56 Millionen Euro ließ sich die Provinz Flandern die Erschließungsmaßnahme kosten, wovon fast 34 Millionen Euro an Baukosten anfielen. Jetzt kann das Haus gefüllt werden. Fünf Etagen wird die Dauerpräsentation einnehmen, eine ist Sonderausstellungen vorbehalten. Administration und Magazin beanspruchen ebenso ein volles Geschoss wie die im Erdgeschoss angesiedelte Bildung. Fast 6.000 Quadratmeter Ausstellungsfläche stehen dann zur Verfügung; der „vertikale Boulevard“ bietet noch dazu über 2.000 Quadratmeter Fläche.
Der Fundus des MAS umfasst 470.000 Objekte, die aus dem Ethnografischen Museum, dem Nationalen Schifffahrtsmuseum, dem Volkskundemuseum und Teilen des Kunsthandwerkmuseums stammen, die mittlerweile geschlossen sind. Im Rahmen einer thematischen Ausrichtung werden sie vermengt in der neuen Dauerschau wieder zusammengefügt. Als historisches Museum der Stadt Antwerpen soll das MAS die Geschichte des Hafens, der Stadt und ihrer Bewohner vermitteln.

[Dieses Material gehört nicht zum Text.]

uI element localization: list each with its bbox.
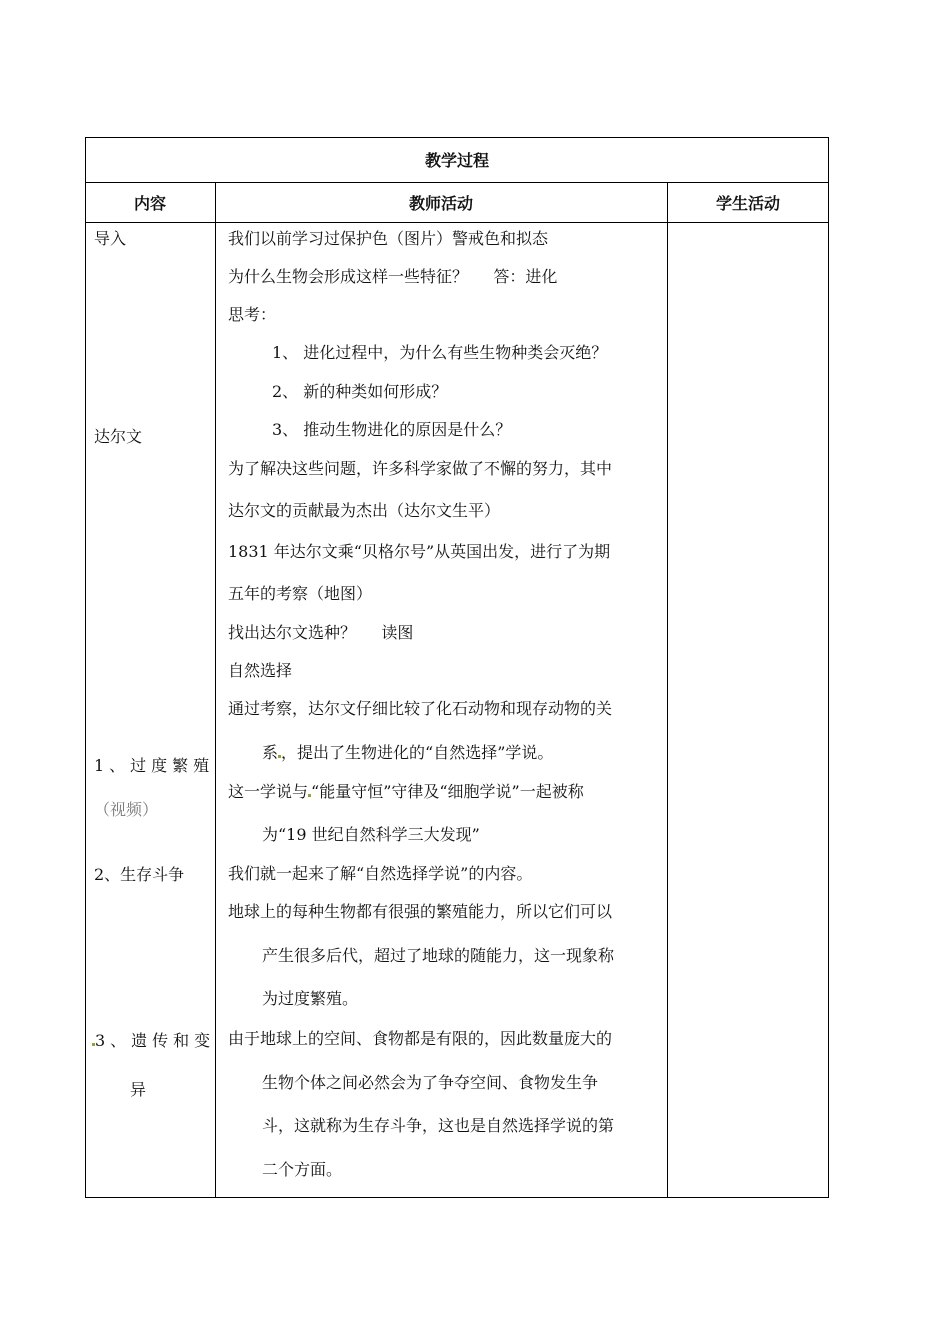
teacher-line: 为“19 世纪自然科学三大发现” [262,825,480,844]
content-heredity [92,1031,215,1051]
table-title: 教学过程 [424,151,489,170]
teacher-question: 1、 进化过程中，为什么有些生物种类会灭绝？ [272,343,608,362]
teacher-line [262,743,553,763]
teacher-question: 2、 新的种类如何形成？ [272,382,448,401]
teacher-line: 由于地球上的空间、食物都是有限的，因此数量庞大的 [228,1029,613,1048]
content-struggle: 2、生存斗争 [94,865,185,884]
teacher-line: 1831 年达尔文乘“贝格尔号”从英国出发，进行了为期 [228,542,611,561]
teacher-line: 思考： [228,305,277,324]
teacher-line: 地球上的每种生物都有很强的繁殖能力，所以它们可以 [228,902,613,921]
title-row-divider [85,182,829,183]
teacher-line: 达尔文的贡献最为杰出（达尔文生平） [228,501,501,520]
column-divider-2 [667,182,668,1198]
teacher-line: 斗，这就称为生存斗争，这也是自然选择学说的第 [262,1116,615,1135]
teacher-text-segment: 这一学说与 [228,782,309,801]
content-video-note: （视频） [94,800,159,819]
teacher-line: 五年的考察（地图） [228,584,373,603]
header-student-activity: 学生活动 [715,194,780,213]
teacher-line [228,782,584,802]
teacher-line: 找出达尔文选种？ 读图 [228,623,414,642]
teacher-text-segment: ，提出了生物进化的“自然选择”学说。 [281,743,554,762]
teacher-line: 二个方面。 [262,1160,343,1179]
teacher-line: 生物个体之间必然会为了争夺空间、食物发生争 [262,1073,599,1092]
teacher-text-segment: “能量守恒”守律及“细胞学说”一起被称 [311,782,584,801]
teacher-line: 我们就一起来了解“自然选择学说”的内容。 [228,864,533,883]
content-heredity-label: 3、遗传和变 [95,1031,216,1050]
teacher-line: 为过度繁殖。 [262,989,359,1008]
content-overbreeding: 1、过度繁殖 [94,756,215,775]
header-teacher-activity: 教师活动 [408,194,473,213]
header-content: 内容 [133,194,166,213]
teacher-line: 我们以前学习过保护色（图片）警戒色和拟态 [228,229,549,248]
content-darwin: 达尔文 [94,427,143,446]
teacher-line: 为什么生物会形成这样一些特征？ 答：进化 [228,267,558,286]
teacher-text-segment: 系 [262,743,279,762]
content-heredity-cont: 异 [130,1080,147,1099]
content-intro: 导入 [94,229,127,248]
teacher-question: 3、 推动生物进化的原因是什么？ [272,420,512,439]
teacher-line: 通过考察，达尔文仔细比较了化石动物和现存动物的关 [228,699,613,718]
teacher-line: 为了解决这些问题，许多科学家做了不懈的努力，其中 [228,459,613,478]
teacher-line: 产生很多后代，超过了地球的随能力，这一现象称 [262,946,615,965]
teacher-line: 自然选择 [228,661,293,680]
header-row-divider [85,222,829,223]
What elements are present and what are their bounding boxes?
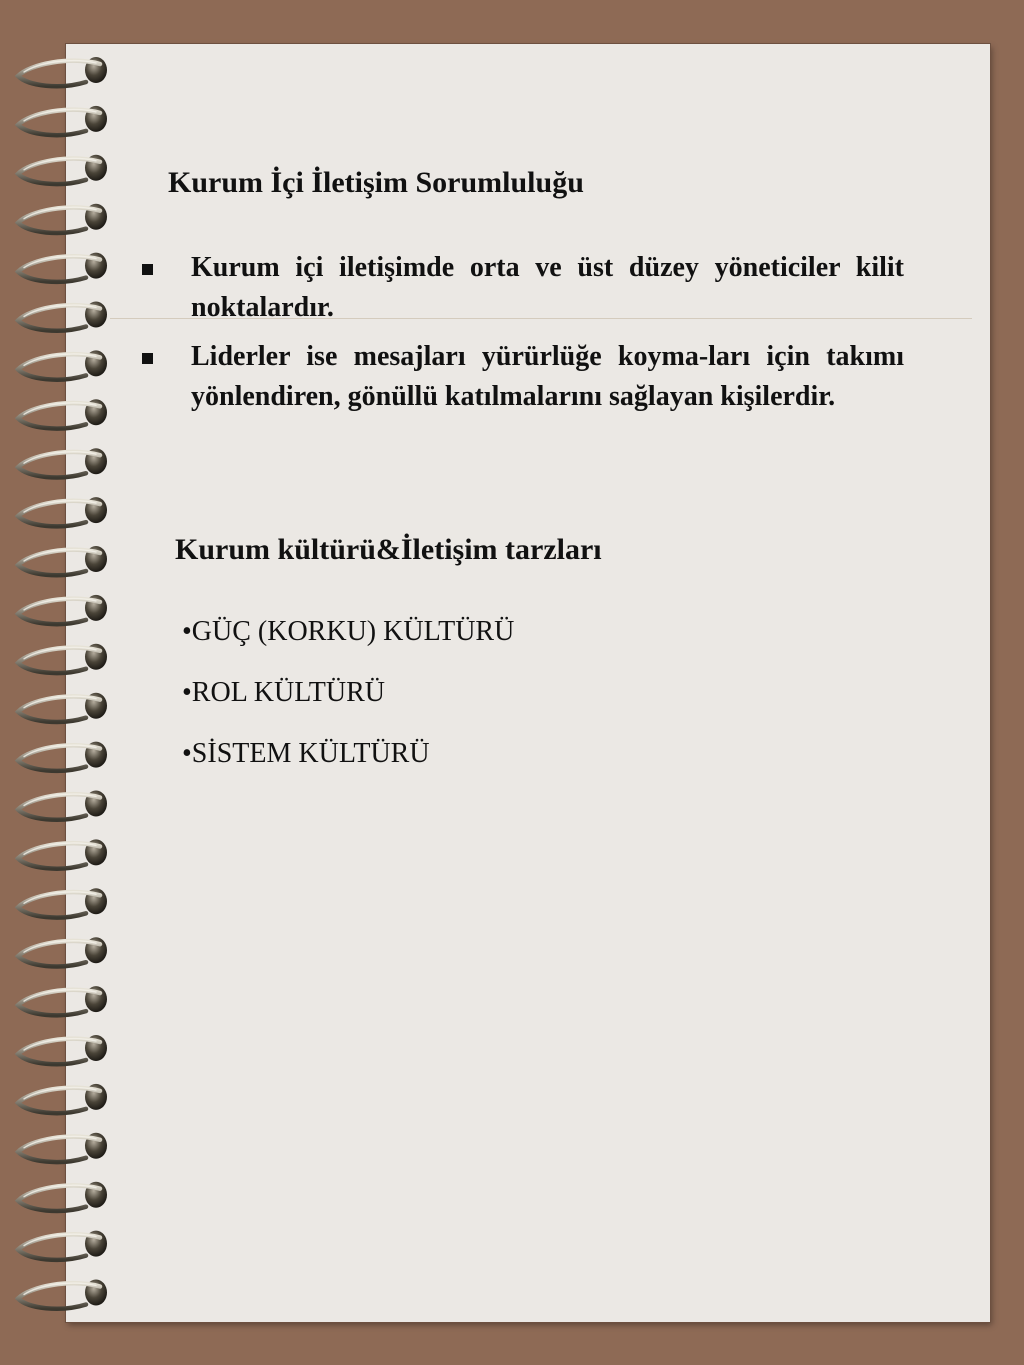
culture-item-power: •GÜÇ (KORKU) KÜLTÜRÜ (182, 616, 515, 647)
section-title-culture-styles: Kurum kültürü&İletişim tarzları (175, 533, 602, 566)
spiral-ring (18, 839, 107, 868)
spiral-ring (18, 1280, 107, 1309)
spiral-ring (18, 693, 107, 722)
bullet-text: Kurum içi iletişimde orta ve üst düzey yöneticiler kilit noktalardır. (191, 252, 904, 323)
spiral-ring (18, 888, 107, 917)
spiral-ring (18, 155, 107, 184)
spiral-ring (18, 1231, 107, 1260)
bullet-text: Liderler ise mesajları yürürlüğe koyma-ları için takımı yönlendiren, gönüllü katılmalarını sağlayan kişilerdir. (191, 341, 904, 412)
spiral-ring (18, 1035, 107, 1064)
culture-type-list (182, 612, 514, 795)
spiral-ring (18, 742, 107, 771)
spiral-ring (18, 546, 107, 575)
culture-item-role: •ROL KÜLTÜRÜ (182, 677, 385, 708)
spiral-ring (18, 595, 107, 624)
culture-item-system: •SİSTEM KÜLTÜRÜ (182, 738, 430, 769)
section-title-communication-responsibility: Kurum İçi İletişim Sorumluluğu (168, 166, 584, 199)
spiral-ring (18, 986, 107, 1015)
spiral-ring (18, 106, 107, 135)
spiral-ring (18, 204, 107, 233)
spiral-ring (18, 644, 107, 673)
bullet-item-leaders (140, 337, 904, 417)
spiral-ring (18, 57, 107, 86)
spiral-ring (18, 1182, 107, 1211)
bullet-item-managers (140, 248, 904, 328)
spiral-ring (18, 399, 107, 428)
spiral-ring (18, 791, 107, 820)
spiral-ring (18, 302, 107, 331)
spiral-ring (18, 350, 107, 379)
spiral-ring (18, 448, 107, 477)
spiral-ring (18, 497, 107, 526)
spiral-ring (18, 937, 107, 966)
spiral-ring (18, 253, 107, 282)
spiral-ring (18, 1084, 107, 1113)
spiral-binding (0, 0, 130, 1365)
spiral-ring (18, 1133, 107, 1162)
responsibility-bullet-list (140, 248, 904, 426)
square-bullet-icon (142, 353, 153, 364)
square-bullet-icon (142, 264, 153, 275)
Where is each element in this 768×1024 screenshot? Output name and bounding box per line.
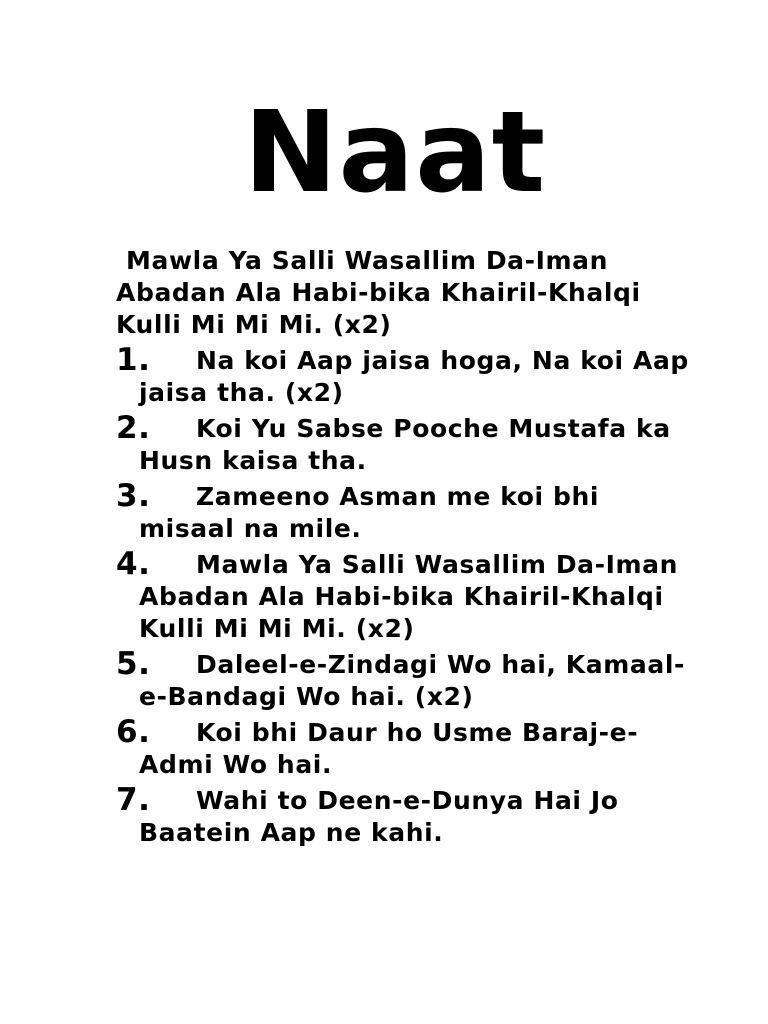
verse-text: Koi Yu Sabse Pooche Mustafa ka Husn kaisa tha. [139, 414, 671, 475]
list-item [116, 342, 696, 409]
verse-text: Zameeno Asman me koi bhi misaal na mile. [139, 482, 600, 543]
verse-number: 4. [116, 546, 151, 582]
list-item [116, 478, 696, 545]
document-body [116, 245, 696, 849]
verse-number: 5. [116, 646, 151, 682]
verse-number: 3. [116, 478, 151, 514]
verse-number: 7. [116, 782, 151, 818]
list-item [116, 646, 696, 713]
verse-number: 2. [116, 410, 151, 446]
list-item [116, 782, 696, 849]
document-title: Naat [243, 88, 547, 218]
verse-number: 6. [116, 714, 151, 750]
verse-text: Koi bhi Daur ho Usme Baraj-e-Admi Wo hai. [139, 718, 639, 779]
verse-text: Na koi Aap jaisa hoga, Na koi Aap jaisa tha. (x2) [139, 346, 689, 407]
verse-text: Mawla Ya Salli Wasallim Da-Iman Abadan Ala Habi-bika Khairil-Khalqi Kulli Mi Mi Mi. (x2) [139, 550, 679, 643]
verse-text: Daleel-e-Zindagi Wo hai, Kamaal-e-Bandagi Wo hai. (x2) [139, 650, 685, 711]
verse-text: Wahi to Deen-e-Dunya Hai Jo Baatein Aap ne kahi. [139, 786, 619, 847]
verse-number: 1. [116, 342, 151, 378]
intro-paragraph [116, 245, 696, 341]
list-item [116, 714, 696, 781]
intro-text: Mawla Ya Salli Wasallim Da-Iman Abadan Ala Habi-bika Khairil-Khalqi Kulli Mi Mi Mi. (x2) [116, 246, 641, 339]
verse-list [116, 342, 696, 849]
list-item [116, 410, 696, 477]
list-item [116, 546, 696, 645]
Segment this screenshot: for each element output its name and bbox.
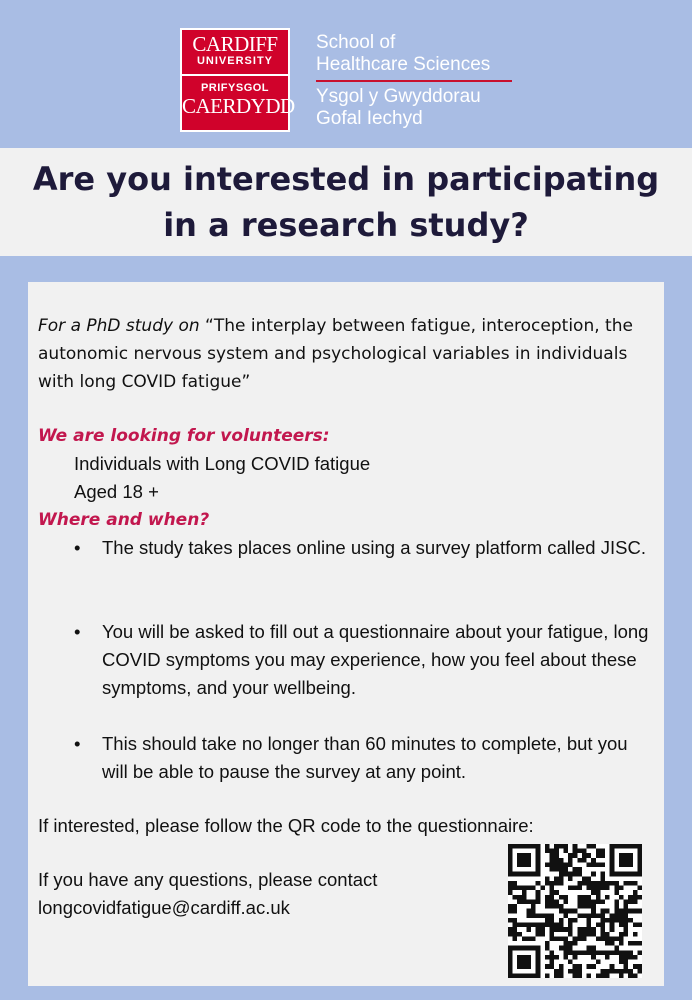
list-item [74, 618, 654, 702]
bullet-symbol: • [74, 537, 81, 558]
criteria-item: Aged 18 + [74, 481, 159, 502]
logo-divider [182, 74, 288, 76]
school-name-en-2: Healthcare Sciences [316, 54, 491, 75]
study-intro-prefix: For a PhD study on [38, 316, 206, 336]
school-name-en-1: School of [316, 32, 396, 53]
header [0, 0, 692, 148]
qr-instruction: If interested, please follow the QR code to the questionnaire: [38, 815, 534, 836]
school-name-cy-1: Ysgol y Gwyddorau [316, 86, 481, 107]
study-intro [38, 312, 648, 396]
bullet-symbol: • [74, 733, 81, 754]
logo-line-1: CARDIFF [192, 32, 278, 56]
list-item [74, 730, 654, 786]
school-name-cy-2: Gofal Iechyd [316, 108, 423, 129]
content-panel [28, 282, 664, 986]
logo-line-2: UNIVERSITY [196, 55, 273, 67]
logo-line-3: PRIFYSGOL [200, 82, 270, 94]
criteria-item: Individuals with Long COVID fatigue [74, 453, 371, 474]
contact-text: If you have any questions, please contact [38, 869, 378, 890]
cardiff-university-logo [180, 28, 295, 132]
study-title: “The interplay between fatigue, interoception, the autonomic nervous system and psychological variables in individuals with long COVID fatigue” [38, 316, 633, 392]
logo-line-4: CAERDYDD [182, 94, 295, 118]
school-name [316, 32, 512, 130]
bullet-symbol: • [74, 621, 81, 642]
contact-email[interactable]: longcovidfatigue@cardiff.ac.uk [38, 897, 290, 918]
list-item [74, 534, 654, 562]
school-name-rule [316, 80, 512, 82]
qr-code[interactable] [508, 844, 642, 978]
where-when-heading: Where and when? [38, 510, 210, 530]
page-title: Are you interested in participating in a research study? [32, 160, 660, 244]
list-item-text: You will be asked to fill out a questionnaire about your fatigue, long COVID symptoms you may experience, how you feel about these symptoms, and your wellbeing. [102, 621, 649, 698]
volunteers-heading: We are looking for volunteers: [38, 426, 330, 446]
list-item-text: The study takes places online using a survey platform called JISC. [102, 537, 646, 558]
qr-code-graphic [508, 844, 642, 978]
title-band [0, 148, 692, 256]
list-item-text: This should take no longer than 60 minutes to complete, but you will be able to pause the survey at any point. [102, 733, 628, 782]
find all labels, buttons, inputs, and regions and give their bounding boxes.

Das Ensemble aus Stapelturm, Hafenbecken und Kais wird ergänzt durch einen Platz vor der Südfront des Museums, der den Bogen in Richtung mittelalterliche Stadt schlägt. Kein geringerer als der berühmte belgische Maler Luc Tuymans wurde gebeten, ihn zu gestalten. Sein Gedanke bestand in der Rückkopplung mit dem historischen Stadtkern. Da kam ihm sein 2002 für die Documenta 11 geschaffenes Gemälde „Dead Skull“ in den Sinn, das heute in der National Gallery in Washington hängt. Es basiert auf dem Polaroidfoto einer Gedenktafel für den Antwerpener Maler und Gründer der Antwerpener Malerschule Quentin Massys, die an der Kathedrale angebracht ist. Sie zeigt einen Totenkopf mit heraldischen Symbolen.
Mit Hilfe des Computers in feine Nuancen zerlegt und ins gigantische vergrößert, überführte Luc Tuymans sein Gemäldemotiv nun in ein Bodenmosaik, das sich von der obersten Ebene des Museums am besten erschließt. Auf 40 mal 40 Metern, umfasst von einem roten hohen Sandsteinrahmen, besteht das Mosaik aus nahezu 100.000 aus aller Welt gesammelten, unterschiedlich großen Granitsteinen in elf Farbnuancen. Damit konnte Tuymans die Vorlage möglichst detailliert umsetzen. Subtil, unaufdringlich und doch originell setzt die „Kunst am Bau“ den wechselseitigen Austausch im Freiraum fort. In einem Jahr, am 17. Mai 2011, öffnet dann das mit Exponaten gefüllte Haus seine Tore für das Publikum.